It's probably best to warn you now that I have a lot of ideas stored up about the way things oughta be. And that I'll be unloading them on you over the next few weekends until I get them out of my system. Sorry about that. Next up is copyright.

The problem with the current copyright debate is that the argument for tight restrictions on the creative content is so easy to make. It's on the model of "you wouldn't walk into Tower Records and steal a CD, now would you? Hmm?" That's a story that's compelling in its simplicity and moral clarity. And the Motion Picture Association (MPAA) and the Recording Industry Association of America (RIAA) -- with their very big footprint on Capitol Hill -- have the chance to repeat that basic story again and again. Soon, there's not much room in the heads of legislators and staff for other ways of thinking about copyright.

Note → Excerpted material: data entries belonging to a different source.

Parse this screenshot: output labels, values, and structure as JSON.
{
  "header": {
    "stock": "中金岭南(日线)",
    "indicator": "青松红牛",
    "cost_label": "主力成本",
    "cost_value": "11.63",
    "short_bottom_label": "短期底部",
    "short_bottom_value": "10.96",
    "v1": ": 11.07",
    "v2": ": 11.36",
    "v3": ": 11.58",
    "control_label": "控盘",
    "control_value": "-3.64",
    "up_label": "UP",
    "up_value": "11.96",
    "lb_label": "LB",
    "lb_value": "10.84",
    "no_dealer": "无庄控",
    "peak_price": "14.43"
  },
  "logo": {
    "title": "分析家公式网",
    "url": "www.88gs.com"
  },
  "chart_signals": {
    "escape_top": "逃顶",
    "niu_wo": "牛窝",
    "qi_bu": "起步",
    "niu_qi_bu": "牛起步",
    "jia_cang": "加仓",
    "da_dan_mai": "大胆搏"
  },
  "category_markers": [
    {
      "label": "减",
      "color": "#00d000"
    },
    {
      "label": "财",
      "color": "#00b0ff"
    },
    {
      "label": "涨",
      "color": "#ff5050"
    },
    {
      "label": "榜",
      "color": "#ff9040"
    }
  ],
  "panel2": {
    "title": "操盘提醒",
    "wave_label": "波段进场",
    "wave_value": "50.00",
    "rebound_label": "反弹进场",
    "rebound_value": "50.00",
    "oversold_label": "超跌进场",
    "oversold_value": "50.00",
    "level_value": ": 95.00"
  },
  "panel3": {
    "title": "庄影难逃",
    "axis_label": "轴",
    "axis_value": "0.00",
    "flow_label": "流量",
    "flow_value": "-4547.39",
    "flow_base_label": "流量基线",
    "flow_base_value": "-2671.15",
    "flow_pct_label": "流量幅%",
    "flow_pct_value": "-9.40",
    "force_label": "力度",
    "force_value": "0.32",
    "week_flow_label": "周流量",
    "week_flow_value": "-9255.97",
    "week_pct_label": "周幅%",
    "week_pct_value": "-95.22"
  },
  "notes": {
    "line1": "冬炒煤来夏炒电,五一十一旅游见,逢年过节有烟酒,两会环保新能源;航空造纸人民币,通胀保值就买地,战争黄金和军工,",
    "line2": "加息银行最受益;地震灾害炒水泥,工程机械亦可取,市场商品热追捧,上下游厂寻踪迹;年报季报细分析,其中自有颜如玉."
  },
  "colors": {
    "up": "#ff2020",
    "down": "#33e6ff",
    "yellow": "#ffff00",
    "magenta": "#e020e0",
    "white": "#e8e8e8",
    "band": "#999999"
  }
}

But the challenge of dealing with the licensing of creative content isn't all that black and white, of course. Consider this, if you might. Documentary films are one of my favorite things in the whole world. I'm intrigued by the idea that non-fiction film has a power to show, rather than tell, why progressive ideas are the way to go. What docs are so great at is telling rich, compelling stories. And there's much power in that because, of course, it's through stories that we learn much of what we know about the world. With that in mind, yesterday morning I started pulling together a list of docs that I might be able to propose as a sort of a progressive non-fiction film "watch list" somewhere down the road.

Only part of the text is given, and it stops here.